Continuity is a fundamental concept in calculus that describes a function's smoothness across an interval. For a function to be continuous on a closed interval \([a, b]\), it must not have any breaks, jumps, or holes in that interval.
Mathematically, a function \(f(x)\) is continuous at a point \(c\) if:

• \(\lim_{{x \to c}} f(x) = f(c)\)
• The left-hand limit and right-hand limit at \(c\) are equal to \(f(c)\).

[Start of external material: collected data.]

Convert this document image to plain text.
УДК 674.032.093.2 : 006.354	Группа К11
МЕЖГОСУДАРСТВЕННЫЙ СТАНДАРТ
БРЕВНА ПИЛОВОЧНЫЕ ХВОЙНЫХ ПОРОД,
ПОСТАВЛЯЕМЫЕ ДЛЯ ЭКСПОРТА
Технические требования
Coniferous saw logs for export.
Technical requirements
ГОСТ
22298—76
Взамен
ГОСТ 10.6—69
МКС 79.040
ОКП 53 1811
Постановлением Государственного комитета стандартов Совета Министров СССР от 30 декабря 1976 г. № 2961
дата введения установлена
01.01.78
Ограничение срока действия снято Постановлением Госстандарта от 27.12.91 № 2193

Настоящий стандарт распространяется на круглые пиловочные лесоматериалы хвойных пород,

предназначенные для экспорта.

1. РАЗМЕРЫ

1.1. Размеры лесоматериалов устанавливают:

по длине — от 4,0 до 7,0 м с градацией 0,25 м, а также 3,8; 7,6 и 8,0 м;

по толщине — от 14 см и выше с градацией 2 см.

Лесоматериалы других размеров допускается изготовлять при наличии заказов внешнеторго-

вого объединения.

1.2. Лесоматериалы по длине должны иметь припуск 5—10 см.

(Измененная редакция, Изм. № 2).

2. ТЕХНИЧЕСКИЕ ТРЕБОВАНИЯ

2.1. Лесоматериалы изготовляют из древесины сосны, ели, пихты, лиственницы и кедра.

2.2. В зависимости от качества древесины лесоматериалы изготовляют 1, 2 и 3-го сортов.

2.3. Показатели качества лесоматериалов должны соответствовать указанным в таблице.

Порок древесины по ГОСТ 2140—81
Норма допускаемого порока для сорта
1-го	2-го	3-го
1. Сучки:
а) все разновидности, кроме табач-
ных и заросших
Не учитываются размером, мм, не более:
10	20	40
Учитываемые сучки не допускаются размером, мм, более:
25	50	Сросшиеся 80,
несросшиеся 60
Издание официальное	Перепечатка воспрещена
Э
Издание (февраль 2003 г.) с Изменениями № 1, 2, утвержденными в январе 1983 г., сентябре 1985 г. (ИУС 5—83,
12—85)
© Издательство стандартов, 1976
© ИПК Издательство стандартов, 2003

In the given problem, the function \(f\) is continuous on the interval \([a, b]\). This is crucial because continuity ensures that the function does not skip any values between \(f(a)\) and \(f(b)\). This property allows us to apply various theorems, such as the Mean Value Theorem (MVT), which demands continuity to provide its guarantees.

Differentiability

Differentiability refers to a function having a derivative at a given point within an interval. When a function is differentiable, it can be smoothly approximated by a tangent line at any given point.
A function is differentiable at a point \(c\) if the derivative \(f'(c)\) exists, which means:

• The function is smooth and there are no sharp edges or cusps at \(c\).
• The function is continuous around \(c\), implying differentiability requires continuity.

In our scenario, \(f\) is differentiable within \((a, b)\) because we are given the derivatives \(f_{+}^{\prime}(a)\) and \(f_{-}^{\prime}(b)\). This lets us use important calculus tools like the Mean Value Theorem, which provides insights about the overall behavior of \(f(x)\) between \(a\) and \(b\). By analyzing the derivatives, we can understand where the tangent line to the curve of \(f\) aligns with the slope \(\mu\).

Intermediate Value Theorem

The Intermediate Value Theorem (IVT) states that for any value between \(f(a)\) and \(f(b)\), there exists some point \(c\) in \((a, b)\) where the function \(f\) takes on that value. This is due to the function’s continuity on the interval.
Here’s a simple way to think about it:

• If \(f(a)\) is less than \(f(b)\), then every value between them must be hit at some point on the interval \([a, b]\).
• This ensures no value within the range is missed, thanks to the function being unbroken and continuous.

In the context of the exercise, ensuring continuity allows us to confidently apply concepts like the Mean Value Theorem. This is because the IVT assures that there will be points satisfying the required conditions between \(f(a)\) and \(f(b)\). The lack of equality between \((f(b) - f(a)) /(b-a)\) and \(\mu\) implies that there are values that \(f(x)\) can achieve in between, meeting the conditions required by the problem.